+3
bu gibiş çok uzun zamandır olsa da o kadar geçmişe gitmeyelim daha yakın tarihten bildiğiniz inkılap tarihinden başlayalım panpalarım
bildiğiniz senaryo binin biri bir veliahtı öldürür sonrasında milyonlarca insan milyonlarca insanı öldürür onlarca devlet yıkılır yerine daha fazla sayıda yeni devlet kurulur vs. biz de işgal altındayken ulu önder ve bağımsızlık düşkünü yurttaşlarımız sayesinde özgürlüğümüze kavuştuk. peki sonra ne oldu esas soru bu ne olmalıydı fekat ne oldu
bağımsızlık savaşında bütün dünya devleri karşımızdayken bir devlet yanımızdaydı bunu kimse inkar edemez. bu devlet tabiki de sscb idi. parasal ve silah yardımları sayesinde ülke kurtulmuştur demiyorum ama çorbada tuzu vardır. işgal eden askerin tankına sapanla taş atan bir çocuğun hakkını vereceksiniz sezarın hakkı sezara beyler oç lık yapmayın. vefasızlık yapmayın. önemli olan niyet. sonuçta sscb bize yardım etti peki niyeti ne idi. gerçekten bizim kara kaşımızı kara gözümüzü kıllı zütümüzü mü seviyorlardı? bakalım
sscb bildiğiniz gibi uzun içsavaşların sonucunda kurulmuş antikapitalist sosyalist bir devlet idi ve anti emperyalist duruşu itibari ile kuvayi milliye yi desteklemişti. neden çünkü emperyalizm planları sovyetlerin anında ümüğüne basmak şeklindeydi ve tabi ki de sovyetler bu plan gerçekleşmesin diye eldeki bulguru bırakıp pirinç aramaya gittiler yani ortadoğuda ve avrupada bütün antiemperyalist başkaldırılara destek çıktılar. siyasi ideolojiye bağlı destek gibi görünse de temelde etrafında it sürüsü gibi abd ingiltere uşağı ülkeler dolanmasın diye. adamlar haklı kim ister zütünde kendisine düşman bir ülkeyi.
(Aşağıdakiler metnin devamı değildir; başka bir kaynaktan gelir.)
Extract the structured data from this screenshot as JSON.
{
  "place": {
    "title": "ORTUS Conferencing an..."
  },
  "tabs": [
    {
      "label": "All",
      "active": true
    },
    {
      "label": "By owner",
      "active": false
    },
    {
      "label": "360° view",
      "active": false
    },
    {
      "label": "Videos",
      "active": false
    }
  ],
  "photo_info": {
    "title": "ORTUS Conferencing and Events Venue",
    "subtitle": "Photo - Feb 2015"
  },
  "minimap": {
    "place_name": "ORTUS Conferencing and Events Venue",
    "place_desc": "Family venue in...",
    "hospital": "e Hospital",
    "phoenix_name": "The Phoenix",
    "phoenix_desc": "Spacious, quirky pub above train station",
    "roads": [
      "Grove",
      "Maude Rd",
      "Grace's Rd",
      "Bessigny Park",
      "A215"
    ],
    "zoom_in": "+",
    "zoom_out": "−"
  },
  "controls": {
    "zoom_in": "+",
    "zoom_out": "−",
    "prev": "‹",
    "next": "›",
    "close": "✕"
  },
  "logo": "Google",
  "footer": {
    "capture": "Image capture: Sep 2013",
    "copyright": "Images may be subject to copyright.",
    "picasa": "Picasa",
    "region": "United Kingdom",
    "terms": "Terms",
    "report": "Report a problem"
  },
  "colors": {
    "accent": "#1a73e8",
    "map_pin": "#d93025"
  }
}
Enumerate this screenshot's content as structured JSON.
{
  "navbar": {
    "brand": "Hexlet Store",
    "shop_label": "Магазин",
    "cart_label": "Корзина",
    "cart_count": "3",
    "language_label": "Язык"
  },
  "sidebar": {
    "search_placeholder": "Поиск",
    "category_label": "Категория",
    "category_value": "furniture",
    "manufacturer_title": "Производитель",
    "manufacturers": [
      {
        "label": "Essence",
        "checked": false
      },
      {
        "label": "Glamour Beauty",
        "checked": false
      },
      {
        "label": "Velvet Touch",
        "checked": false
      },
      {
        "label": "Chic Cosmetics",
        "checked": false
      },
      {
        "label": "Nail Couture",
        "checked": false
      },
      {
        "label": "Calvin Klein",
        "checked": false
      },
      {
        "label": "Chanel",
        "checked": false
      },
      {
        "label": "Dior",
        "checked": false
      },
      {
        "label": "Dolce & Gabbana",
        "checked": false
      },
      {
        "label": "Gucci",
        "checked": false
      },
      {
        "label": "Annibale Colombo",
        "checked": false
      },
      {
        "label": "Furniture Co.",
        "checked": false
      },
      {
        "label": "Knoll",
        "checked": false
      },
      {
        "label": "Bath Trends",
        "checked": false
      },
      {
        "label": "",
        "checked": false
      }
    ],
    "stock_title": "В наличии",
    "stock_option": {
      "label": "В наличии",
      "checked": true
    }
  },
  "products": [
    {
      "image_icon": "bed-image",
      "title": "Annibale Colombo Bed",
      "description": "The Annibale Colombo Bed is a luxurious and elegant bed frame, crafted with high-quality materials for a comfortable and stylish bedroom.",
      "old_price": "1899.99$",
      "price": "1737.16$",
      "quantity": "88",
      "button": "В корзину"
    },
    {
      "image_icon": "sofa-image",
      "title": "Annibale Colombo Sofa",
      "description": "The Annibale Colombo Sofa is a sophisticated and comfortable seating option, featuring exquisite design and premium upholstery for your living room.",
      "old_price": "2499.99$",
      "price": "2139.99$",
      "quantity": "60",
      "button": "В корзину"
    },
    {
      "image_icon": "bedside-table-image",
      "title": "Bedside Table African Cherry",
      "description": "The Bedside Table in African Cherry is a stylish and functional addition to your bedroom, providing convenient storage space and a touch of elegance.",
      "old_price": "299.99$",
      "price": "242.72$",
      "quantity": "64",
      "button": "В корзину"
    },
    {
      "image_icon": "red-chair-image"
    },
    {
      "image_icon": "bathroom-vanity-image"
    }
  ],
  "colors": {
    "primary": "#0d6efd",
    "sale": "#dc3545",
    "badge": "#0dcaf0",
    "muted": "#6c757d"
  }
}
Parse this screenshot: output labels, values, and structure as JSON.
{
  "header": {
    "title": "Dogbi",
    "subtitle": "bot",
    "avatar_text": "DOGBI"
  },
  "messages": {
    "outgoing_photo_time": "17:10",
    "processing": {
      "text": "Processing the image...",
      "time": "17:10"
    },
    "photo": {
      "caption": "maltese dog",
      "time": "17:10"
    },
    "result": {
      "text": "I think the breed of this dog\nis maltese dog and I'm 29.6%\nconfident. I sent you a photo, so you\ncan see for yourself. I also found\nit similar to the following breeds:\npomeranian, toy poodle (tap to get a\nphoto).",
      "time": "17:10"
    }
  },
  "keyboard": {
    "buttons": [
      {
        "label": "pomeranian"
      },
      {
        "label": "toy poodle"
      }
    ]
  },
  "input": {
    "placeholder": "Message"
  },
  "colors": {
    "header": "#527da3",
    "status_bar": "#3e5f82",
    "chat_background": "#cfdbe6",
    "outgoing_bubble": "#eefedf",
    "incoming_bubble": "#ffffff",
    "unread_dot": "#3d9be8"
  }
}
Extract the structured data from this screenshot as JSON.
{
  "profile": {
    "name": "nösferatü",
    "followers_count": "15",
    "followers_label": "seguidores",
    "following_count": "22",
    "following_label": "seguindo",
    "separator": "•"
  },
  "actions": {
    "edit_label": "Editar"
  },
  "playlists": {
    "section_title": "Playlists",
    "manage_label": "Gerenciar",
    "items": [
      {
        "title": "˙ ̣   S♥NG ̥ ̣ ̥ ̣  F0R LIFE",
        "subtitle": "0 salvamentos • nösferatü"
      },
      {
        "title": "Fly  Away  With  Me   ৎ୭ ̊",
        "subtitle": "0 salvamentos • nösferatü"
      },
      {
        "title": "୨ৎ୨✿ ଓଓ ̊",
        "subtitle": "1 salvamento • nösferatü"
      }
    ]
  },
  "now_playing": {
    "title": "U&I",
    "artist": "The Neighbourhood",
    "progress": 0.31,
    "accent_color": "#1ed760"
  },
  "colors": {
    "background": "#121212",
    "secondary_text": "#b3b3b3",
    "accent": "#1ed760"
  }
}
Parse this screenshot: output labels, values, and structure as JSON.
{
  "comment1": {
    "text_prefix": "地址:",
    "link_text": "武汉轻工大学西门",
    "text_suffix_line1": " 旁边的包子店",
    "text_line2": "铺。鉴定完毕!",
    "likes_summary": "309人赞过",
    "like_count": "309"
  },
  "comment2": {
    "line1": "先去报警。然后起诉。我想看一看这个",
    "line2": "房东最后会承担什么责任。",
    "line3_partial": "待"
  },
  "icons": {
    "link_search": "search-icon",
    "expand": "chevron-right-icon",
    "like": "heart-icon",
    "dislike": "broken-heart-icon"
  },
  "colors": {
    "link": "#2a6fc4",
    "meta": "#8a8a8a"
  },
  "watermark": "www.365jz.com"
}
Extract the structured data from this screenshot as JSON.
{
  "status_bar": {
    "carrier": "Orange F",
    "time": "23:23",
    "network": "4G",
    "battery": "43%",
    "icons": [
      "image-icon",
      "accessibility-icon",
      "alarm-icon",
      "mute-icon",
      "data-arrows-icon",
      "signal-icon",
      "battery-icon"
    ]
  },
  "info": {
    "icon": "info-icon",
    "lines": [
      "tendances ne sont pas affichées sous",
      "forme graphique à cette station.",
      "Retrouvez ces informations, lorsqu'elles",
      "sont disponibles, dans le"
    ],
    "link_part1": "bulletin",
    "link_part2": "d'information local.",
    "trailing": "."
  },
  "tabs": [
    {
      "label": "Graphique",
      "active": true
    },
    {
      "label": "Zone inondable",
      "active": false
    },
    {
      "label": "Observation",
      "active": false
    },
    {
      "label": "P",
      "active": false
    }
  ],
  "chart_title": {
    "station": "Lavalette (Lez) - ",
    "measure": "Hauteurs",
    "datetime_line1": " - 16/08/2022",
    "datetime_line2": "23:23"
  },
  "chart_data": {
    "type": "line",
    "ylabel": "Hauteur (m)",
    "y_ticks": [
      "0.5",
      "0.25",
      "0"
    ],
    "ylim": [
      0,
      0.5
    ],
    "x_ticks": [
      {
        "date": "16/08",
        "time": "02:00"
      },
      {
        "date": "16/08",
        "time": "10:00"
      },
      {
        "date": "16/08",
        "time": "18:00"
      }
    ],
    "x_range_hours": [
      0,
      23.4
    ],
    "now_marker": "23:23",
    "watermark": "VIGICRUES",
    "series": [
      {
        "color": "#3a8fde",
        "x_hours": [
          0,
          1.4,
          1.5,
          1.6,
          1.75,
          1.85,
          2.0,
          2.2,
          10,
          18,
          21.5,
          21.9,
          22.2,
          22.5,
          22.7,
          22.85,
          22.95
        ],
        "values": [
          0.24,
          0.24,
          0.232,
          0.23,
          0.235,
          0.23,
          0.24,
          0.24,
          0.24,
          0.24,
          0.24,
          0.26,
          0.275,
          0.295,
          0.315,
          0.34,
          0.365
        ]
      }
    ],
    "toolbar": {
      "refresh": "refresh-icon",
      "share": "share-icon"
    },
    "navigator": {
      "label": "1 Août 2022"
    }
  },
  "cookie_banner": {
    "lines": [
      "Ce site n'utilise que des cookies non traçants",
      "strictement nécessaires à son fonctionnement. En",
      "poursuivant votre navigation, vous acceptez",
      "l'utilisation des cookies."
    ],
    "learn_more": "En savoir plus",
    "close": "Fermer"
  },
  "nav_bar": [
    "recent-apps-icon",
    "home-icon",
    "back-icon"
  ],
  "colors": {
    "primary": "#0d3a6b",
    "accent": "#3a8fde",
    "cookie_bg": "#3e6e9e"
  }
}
bu sebeple kuvayi milliyeye mümkün olan desteği sağladılar. ve şunu söylediler merhaba dünyalı biz dostuz, ölü giben değiliz. doğu illerinden koşulsuz geri çekilme ve kuvayi milliyeyinin sınırlarını tanımaları bu yüzdendir. ama ilginç olan şudur ki kuvayi milliye sınırlarını asla kabul etmeyen ve her fırsatta ülkeyi gibmek isteyen ingilterenin bu cemaatin köylüsünden zenginine gönlünde sscb den daha değerli bir yeri olmuştur. çünkü bu ülke o zamana kadar uzun süredir oyunlarla ve emperyalist savaştaki boşluklar değerlendirilerek yönetilmiş idare edilmiş hasta adamın yaşatılması sağlanmıştır. araplara boşa laf etmeyin bizim de onlardan az kalır yanımız yok.
kaddafinin kıbrıs savaşında kendi ülkesinin depolarını boşaltıp ve hatta kendi uçağındaki techizatı söküp bu ülkeye yardım ettiğini unuttuk unutturulduk ve ne yaptık. bize yardım edenlerin gözünü oyduk, vefasızlıkta ön sıralara yerleştik. osmanlının son dönemlerinde ve türkiye kurulduktan yaklaşık 10 yıl geçtikten sonra bu ülkeye diplomasi de hep güvenilmez denmiştir. türklere güven olmaz lafı uluslararası diplomaside uzun zamandır kullanılan bir deyiş olmuştur.